I think about who will be Jason’s wife, and mother my babies after I’m gone. Last night my kids were talking about much they love one of my awesome single friends, and how they wished she was their aunt, then Athen upped it to wishing she was their step-mom, with was met with emphatic approval. Wouldn’t it be great if she was our mom?!? I knew they didn’t know what getting a step-mom would entail, and I certainly wasn’t going to bring it up. Though I agreed she would be a great mom, and internally sighed that my kids might eventually have very keen knowledge of why a person gets a stepmom. I was told in a blessing that this experience would be short. I don’t know which experience that is really, RA, having trouble controlling my emotion with my kids(which is why I requested the blessing), or my life. Or is it just an eternal perspective thing? I'm going to get old, but it will seen short in the grand scheme of things. I didn’t get a “no you aren’t going to die” answer. Everyone is going to die. No one knows when, and since I don’t know, I should not assume I have a long time to be the mom I want my kids to remember, whether they remember it with me on the earth or not. Shouldn’t we all ‘live like you were dying” as the twangy country song suggests?

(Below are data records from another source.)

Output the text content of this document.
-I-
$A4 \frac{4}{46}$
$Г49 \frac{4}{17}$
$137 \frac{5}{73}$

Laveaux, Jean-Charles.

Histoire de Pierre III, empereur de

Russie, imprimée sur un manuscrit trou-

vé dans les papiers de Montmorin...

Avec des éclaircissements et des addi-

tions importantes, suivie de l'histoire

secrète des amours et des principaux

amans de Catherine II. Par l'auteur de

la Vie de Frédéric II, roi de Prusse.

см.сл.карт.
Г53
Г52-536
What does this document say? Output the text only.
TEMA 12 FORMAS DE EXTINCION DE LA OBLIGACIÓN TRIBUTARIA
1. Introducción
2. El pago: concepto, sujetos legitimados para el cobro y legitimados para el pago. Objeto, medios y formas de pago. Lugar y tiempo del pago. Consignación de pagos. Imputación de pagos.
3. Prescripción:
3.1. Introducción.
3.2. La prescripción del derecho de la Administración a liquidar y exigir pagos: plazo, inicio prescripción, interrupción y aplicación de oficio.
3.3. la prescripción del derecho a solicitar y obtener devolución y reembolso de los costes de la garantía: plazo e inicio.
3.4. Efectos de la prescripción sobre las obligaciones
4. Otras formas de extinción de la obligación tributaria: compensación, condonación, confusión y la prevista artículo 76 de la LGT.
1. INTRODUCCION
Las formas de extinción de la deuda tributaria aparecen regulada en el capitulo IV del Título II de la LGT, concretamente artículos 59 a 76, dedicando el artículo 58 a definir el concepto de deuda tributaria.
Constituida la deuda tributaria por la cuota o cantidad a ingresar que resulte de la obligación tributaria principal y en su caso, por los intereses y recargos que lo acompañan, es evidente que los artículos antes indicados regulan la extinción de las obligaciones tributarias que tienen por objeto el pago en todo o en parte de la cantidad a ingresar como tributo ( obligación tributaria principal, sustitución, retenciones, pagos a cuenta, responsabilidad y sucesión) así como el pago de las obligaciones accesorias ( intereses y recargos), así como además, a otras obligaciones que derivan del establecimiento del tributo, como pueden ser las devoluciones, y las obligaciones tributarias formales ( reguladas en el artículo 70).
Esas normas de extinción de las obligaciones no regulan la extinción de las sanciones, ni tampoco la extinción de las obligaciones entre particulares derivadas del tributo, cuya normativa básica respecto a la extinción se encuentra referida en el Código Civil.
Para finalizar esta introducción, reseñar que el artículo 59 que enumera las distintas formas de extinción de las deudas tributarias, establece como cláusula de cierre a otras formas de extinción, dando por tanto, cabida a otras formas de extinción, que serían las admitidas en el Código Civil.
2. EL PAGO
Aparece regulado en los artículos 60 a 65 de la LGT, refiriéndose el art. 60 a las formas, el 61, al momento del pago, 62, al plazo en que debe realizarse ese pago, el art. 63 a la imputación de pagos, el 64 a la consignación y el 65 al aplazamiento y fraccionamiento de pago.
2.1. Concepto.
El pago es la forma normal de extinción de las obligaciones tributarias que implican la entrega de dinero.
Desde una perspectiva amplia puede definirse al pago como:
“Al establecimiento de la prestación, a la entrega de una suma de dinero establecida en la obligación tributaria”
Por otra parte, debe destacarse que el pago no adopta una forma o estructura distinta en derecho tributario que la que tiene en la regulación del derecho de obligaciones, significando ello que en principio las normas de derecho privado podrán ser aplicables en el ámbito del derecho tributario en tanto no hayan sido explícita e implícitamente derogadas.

NO regrets, dead or alive,
For the record, I didn't post this to disturb all of my readers, I just want my blog to be an accurate account of my experiences thus far. And after the last post, I'm starting to worry people think I have inhuman optimism. I'm no Pollyanna. I often post about things that are profound or interesting to me, and it's the sweet peaceful conclusions I've come to only after plenty of stressing over things. This is the other side of a coin. I love that life can be so many things all at once. I can love life and feel so lucky, and at the same time be thinking "This is going to kill me , I just know it!". It's all life, its very me, good and bad.